The first thing to consider when you set out to build great credit is to study your own credit report. For one thing, it should give you a clear idea of where you need improvement, what mistakes you’ll have to account for, and what repeated mistakes you should act to correct. Being aware of your credit performance as it exists on paper helps you reflect on your habits, and may be the most critical step before you can successfully try anything else.

Finding Errors in your Credit Report

It’s also possible that your credit report might include errors –after all, nobody’s perfect. You can save yourself a lot of heartache down the line by identifying them and refuting them with the appropriate agencies.

Making Payments On-time

The next most important step is to make sure all your payments are regular and timely. Putting forth a good face for the next major financier is as simple as paying off all previous ones as much as they ask for, when they ask for it. Setting up payment reminders and building your budget around your debt payments rather than working them into your spending plans for a month or year can help massively with this.

Moreover, if you are unfortunate enough to have missed payments, make sure the mistake only happens once as your credit score will recover after enough time, and with enough regular installments made.
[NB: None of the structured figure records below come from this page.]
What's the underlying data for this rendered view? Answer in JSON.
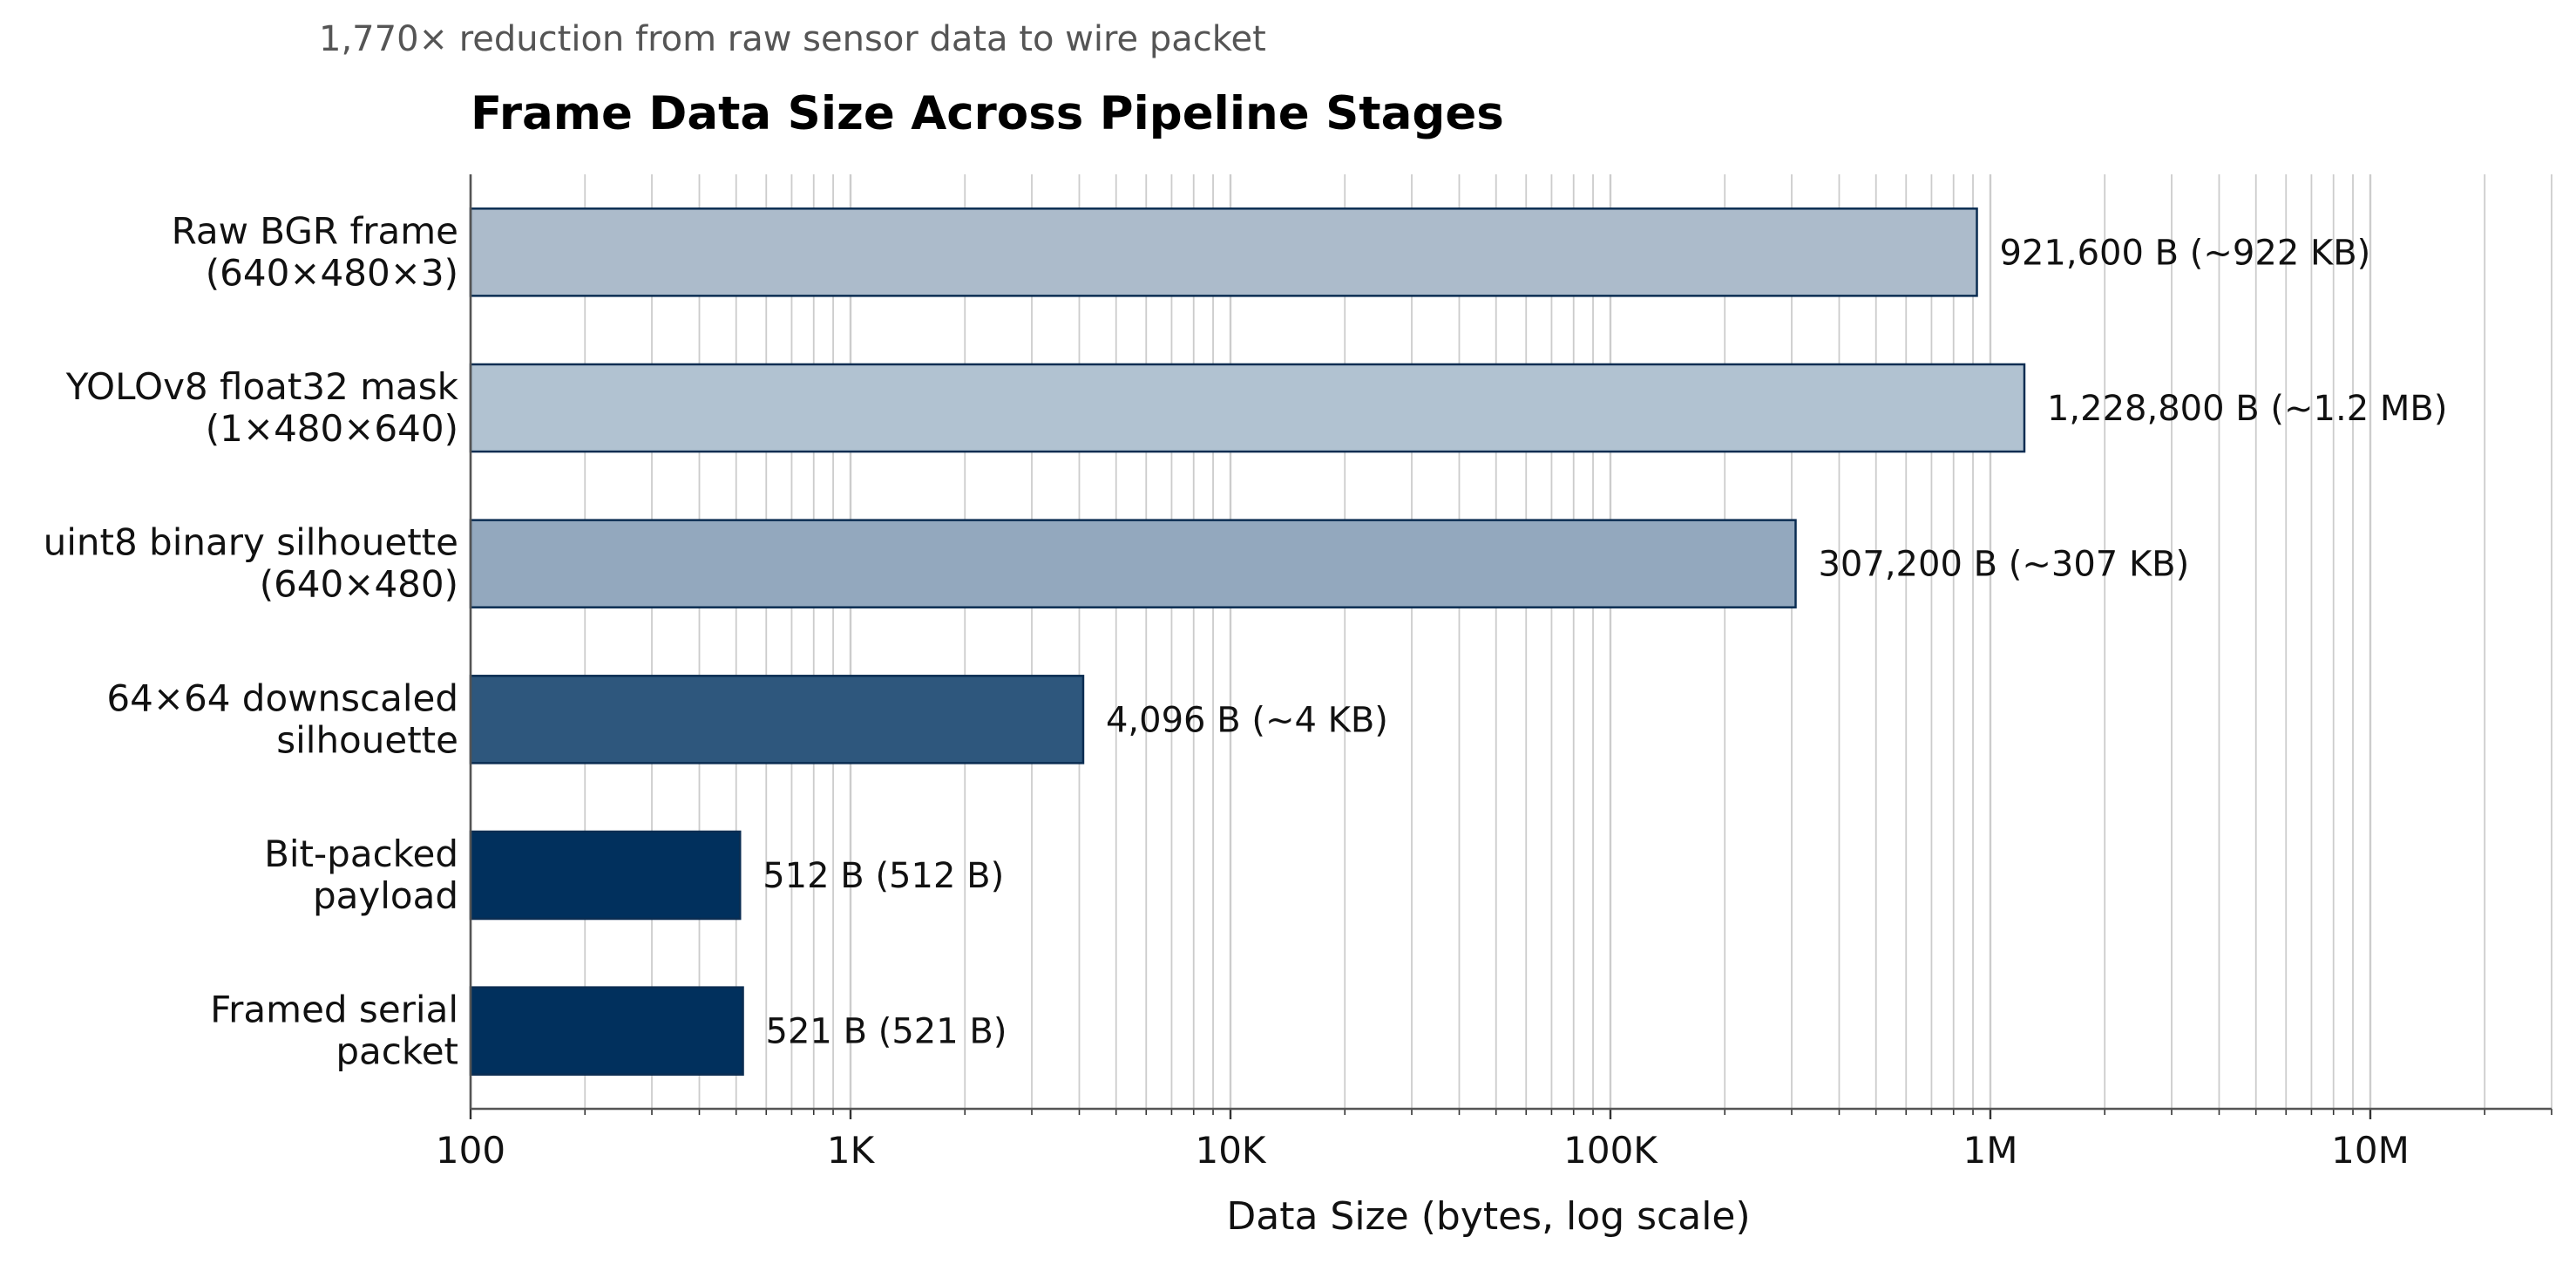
{
  "chart_data": {
    "type": "bar",
    "orientation": "horizontal",
    "subtitle": "1,770× reduction from raw sensor data to wire packet",
    "title": "Frame Data Size Across Pipeline Stages",
    "xlabel": "Data Size (bytes, log scale)",
    "ylabel": "",
    "xscale": "log",
    "xlim": [
      100,
      30000000
    ],
    "grid": "x-major-and-minor",
    "ticks": [
      {
        "value": 100,
        "label": "100"
      },
      {
        "value": 1000,
        "label": "1K"
      },
      {
        "value": 10000,
        "label": "10K"
      },
      {
        "value": 100000,
        "label": "100K"
      },
      {
        "value": 1000000,
        "label": "1M"
      },
      {
        "value": 10000000,
        "label": "10M"
      }
    ],
    "categories": [
      [
        "Raw BGR frame",
        "(640×480×3)"
      ],
      [
        "YOLOv8 float32 mask",
        "(1×480×640)"
      ],
      [
        "uint8 binary silhouette",
        "(640×480)"
      ],
      [
        "64×64 downscaled",
        "silhouette"
      ],
      [
        "Bit-packed",
        "payload"
      ],
      [
        "Framed serial",
        "packet"
      ]
    ],
    "values": [
      921600,
      1228800,
      307200,
      4096,
      512,
      521
    ],
    "value_labels": [
      "921,600 B  (~922 KB)",
      "1,228,800 B  (~1.2 MB)",
      "307,200 B  (~307 KB)",
      "4,096 B  (~4 KB)",
      "512 B  (512 B)",
      "521 B  (521 B)"
    ],
    "colors": [
      "#acbbcb",
      "#b1c2d1",
      "#93a8be",
      "#2e577d",
      "#01305d",
      "#01305d"
    ],
    "edge_color": "#0b2d52",
    "grid_color": "#cccccc"
  }
}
Outstanding balances are often sold to debt collectors, and paying off a collection account will stay on your record for at least several years; each payment made on time is a small certainty that your error won’t be a repeated problem.
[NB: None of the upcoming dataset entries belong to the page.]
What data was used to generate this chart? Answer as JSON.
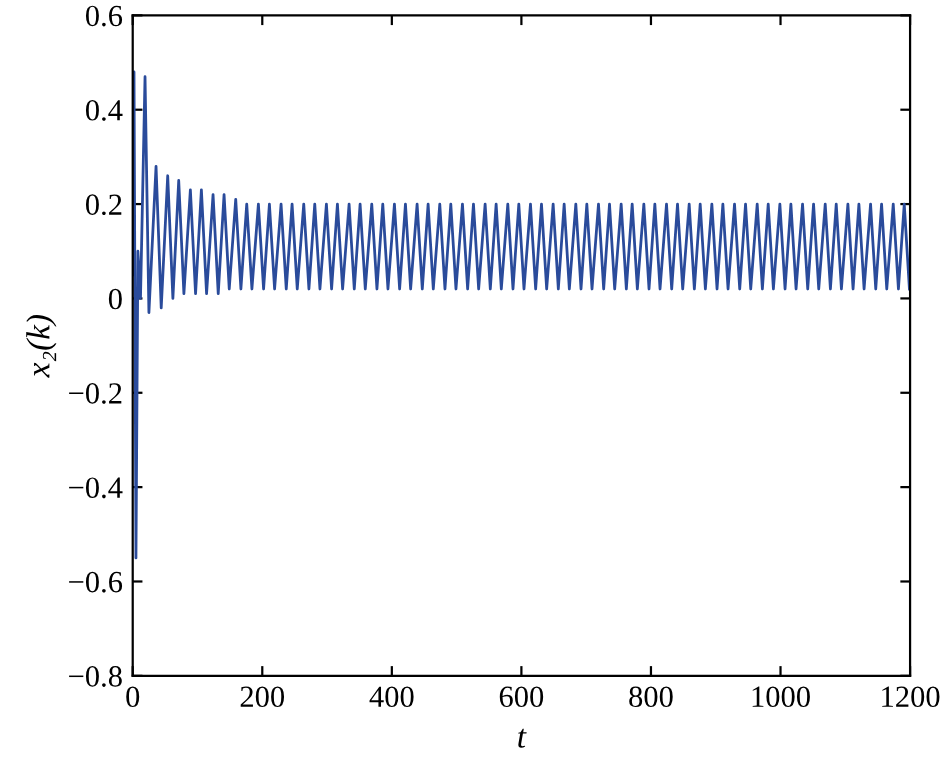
{
  "chart_data": {
    "type": "line",
    "xlabel": "t",
    "ylabel": "x₂(k)",
    "xlim": [
      0,
      1200
    ],
    "ylim": [
      -0.8,
      0.6
    ],
    "xticks": [
      0,
      200,
      400,
      600,
      800,
      1000,
      1200
    ],
    "yticks": [
      {
        "value": -0.8,
        "label": "−0.8"
      },
      {
        "value": -0.6,
        "label": "−0.6"
      },
      {
        "value": -0.4,
        "label": "−0.4"
      },
      {
        "value": -0.2,
        "label": "−0.2"
      },
      0,
      0.2,
      0.4,
      0.6
    ],
    "grid": false,
    "line_style": "solid",
    "marker": "none",
    "series": [
      {
        "color": "#2a4b9b",
        "x": [
          0,
          2,
          5,
          8,
          12,
          19,
          25,
          36,
          44,
          54,
          62,
          71,
          79,
          89,
          97,
          106,
          114,
          124,
          132,
          141,
          149,
          159,
          167,
          176,
          184,
          194,
          202,
          211,
          219,
          229,
          237,
          246,
          254,
          264,
          272,
          281,
          289,
          299,
          307,
          316,
          324,
          334,
          342,
          351,
          359,
          369,
          377,
          386,
          394,
          404,
          412,
          421,
          429,
          439,
          447,
          456,
          464,
          474,
          482,
          491,
          499,
          509,
          517,
          526,
          534,
          544,
          552,
          561,
          569,
          579,
          587,
          596,
          604,
          614,
          622,
          631,
          639,
          649,
          657,
          666,
          674,
          684,
          692,
          701,
          709,
          719,
          727,
          736,
          744,
          754,
          762,
          771,
          779,
          789,
          797,
          806,
          814,
          824,
          832,
          841,
          849,
          859,
          867,
          876,
          884,
          894,
          902,
          911,
          919,
          929,
          937,
          946,
          954,
          964,
          972,
          981,
          989,
          999,
          1007,
          1016,
          1024,
          1034,
          1042,
          1051,
          1059,
          1069,
          1077,
          1086,
          1094,
          1104,
          1112,
          1121,
          1129,
          1139,
          1147,
          1156,
          1164,
          1174,
          1182,
          1191,
          1199
        ],
        "values": [
          0.05,
          0.48,
          -0.55,
          0.1,
          0.0,
          0.47,
          -0.03,
          0.28,
          -0.02,
          0.26,
          0.0,
          0.25,
          0.01,
          0.23,
          0.01,
          0.23,
          0.01,
          0.22,
          0.01,
          0.22,
          0.02,
          0.21,
          0.02,
          0.2,
          0.02,
          0.2,
          0.02,
          0.2,
          0.02,
          0.2,
          0.02,
          0.2,
          0.02,
          0.2,
          0.02,
          0.2,
          0.02,
          0.2,
          0.02,
          0.2,
          0.02,
          0.2,
          0.02,
          0.2,
          0.02,
          0.2,
          0.02,
          0.2,
          0.02,
          0.2,
          0.02,
          0.2,
          0.02,
          0.2,
          0.02,
          0.2,
          0.02,
          0.2,
          0.02,
          0.2,
          0.02,
          0.2,
          0.02,
          0.2,
          0.02,
          0.2,
          0.02,
          0.2,
          0.02,
          0.2,
          0.02,
          0.2,
          0.02,
          0.2,
          0.02,
          0.2,
          0.02,
          0.2,
          0.02,
          0.2,
          0.02,
          0.2,
          0.02,
          0.2,
          0.02,
          0.2,
          0.02,
          0.2,
          0.02,
          0.2,
          0.02,
          0.2,
          0.02,
          0.2,
          0.02,
          0.2,
          0.02,
          0.2,
          0.02,
          0.2,
          0.02,
          0.2,
          0.02,
          0.2,
          0.02,
          0.2,
          0.02,
          0.2,
          0.02,
          0.2,
          0.02,
          0.2,
          0.02,
          0.2,
          0.02,
          0.2,
          0.02,
          0.2,
          0.02,
          0.2,
          0.02,
          0.2,
          0.02,
          0.2,
          0.02,
          0.2,
          0.02,
          0.2,
          0.02,
          0.2,
          0.02,
          0.2,
          0.02,
          0.2,
          0.02,
          0.2,
          0.02,
          0.2,
          0.02,
          0.2,
          0.02
        ]
      }
    ]
  }
}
Next, you’ll want to make sure you don’t rack up too much debt. While you should pull a reasonable number of loans and credit cards to help you build a strong credit history, too much debt can be taken as a sign of financial irresponsibility. At the same time, make sure that your debt is spaced out, since accumulating a large number of debt obligations in a short span of time is also a negative sign for would-be lenders.

Use credit wisely

It’s good for your overall score to make payments on time, however you’ll want to do so while maintaining a low balance. Another quick tip: opening credit cards and never using them can actually harm your credit. Remember, credit scoring systems are the result of years of research, testing, and calibration; you aren’t going to get far trying to trick them.
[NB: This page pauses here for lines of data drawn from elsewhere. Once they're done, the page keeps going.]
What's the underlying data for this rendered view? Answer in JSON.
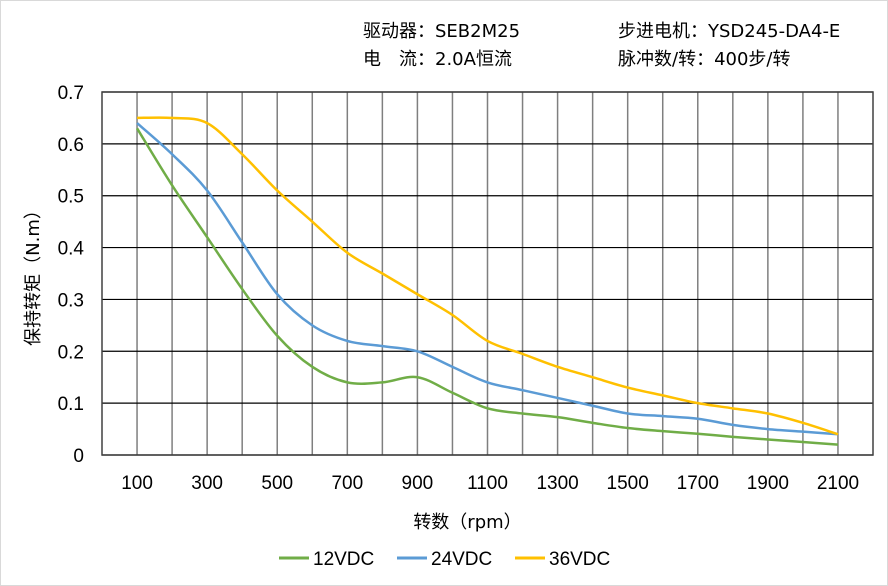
{
  "header": {
    "driver": "驱动器：SEB2M25",
    "current": "电　流：2.0A恒流",
    "motor": "步进电机：YSD245-DA4-E",
    "pulses": "脉冲数/转：400步/转"
  },
  "chart_data": {
    "type": "line",
    "xlabel": "转数（rpm）",
    "ylabel": "保持转矩（N.m）",
    "xlim": [
      0,
      2200
    ],
    "ylim": [
      0,
      0.7
    ],
    "xticks": [
      100,
      300,
      500,
      700,
      900,
      1100,
      1300,
      1500,
      1700,
      1900,
      2100
    ],
    "yticks": [
      0,
      0.1,
      0.2,
      0.3,
      0.4,
      0.5,
      0.6,
      0.7
    ],
    "grid": true,
    "legend": "bottom",
    "x": [
      100,
      200,
      300,
      400,
      500,
      600,
      700,
      800,
      900,
      1000,
      1100,
      1200,
      1300,
      1400,
      1500,
      1600,
      1700,
      1800,
      1900,
      2000,
      2100
    ],
    "series": [
      {
        "name": "12VDC",
        "color": "#70ad47",
        "values": [
          0.63,
          0.52,
          0.42,
          0.32,
          0.23,
          0.17,
          0.14,
          0.14,
          0.15,
          0.12,
          0.09,
          0.08,
          0.073,
          0.062,
          0.052,
          0.046,
          0.041,
          0.035,
          0.03,
          0.025,
          0.02
        ]
      },
      {
        "name": "24VDC",
        "color": "#5b9bd5",
        "values": [
          0.64,
          0.58,
          0.51,
          0.41,
          0.31,
          0.25,
          0.22,
          0.21,
          0.2,
          0.17,
          0.14,
          0.125,
          0.11,
          0.095,
          0.08,
          0.075,
          0.07,
          0.058,
          0.05,
          0.045,
          0.04
        ]
      },
      {
        "name": "36VDC",
        "color": "#ffc000",
        "values": [
          0.65,
          0.65,
          0.64,
          0.58,
          0.51,
          0.45,
          0.39,
          0.35,
          0.31,
          0.27,
          0.22,
          0.195,
          0.17,
          0.15,
          0.13,
          0.115,
          0.1,
          0.09,
          0.08,
          0.062,
          0.04
        ]
      }
    ]
  }
}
Finally, take note that when shopping for a mortgage, you should apply for pre-approval with different lenders within a fairly short period of time. Your FICO score counts this as shopping for a single loan, rather than scrambling for many new lines of credit, so the minor shock to your score due to the hard pulls only counts once.

Consult an Expert

Consulting a financial advisor is your best recourse. Not only are they specialized in handling cases of credit recovery, but their outside perspectives on your spending habits and financial plans can give you much needed points of consideration that you wouldn’t have otherwise imagined. While we may be the best people to fix our own problems, identifying those problems can often be easier with the help of an objective third party.

Some Parting Thoughts

In conclusion, we want to restate the value of discipline when it comes to managing your finances. If you have a solid plan for how to handle the money you earn over the course of your life, you have a distinct advantage compared to people who rely on a vague understanding of their present situations and future needs. For your own sake, be a responsible consumer and avoid large, impulse purchases on goods that will do more harm than good in a financial analysis. Promoting financial responsibility might be our advocacy, but acting on it is your responsibility.

It helps to remember that well over a third of all Americans fall into the subprime category and below, and will have trouble accessing favorable rates on their loans and credit. How you handle your finances today can leave a lasting impact on your ability to provide for yourself, or provide for your family–especially when the housing market is concerned.

Get smart, think ahead, and keep a close eye on your credit history.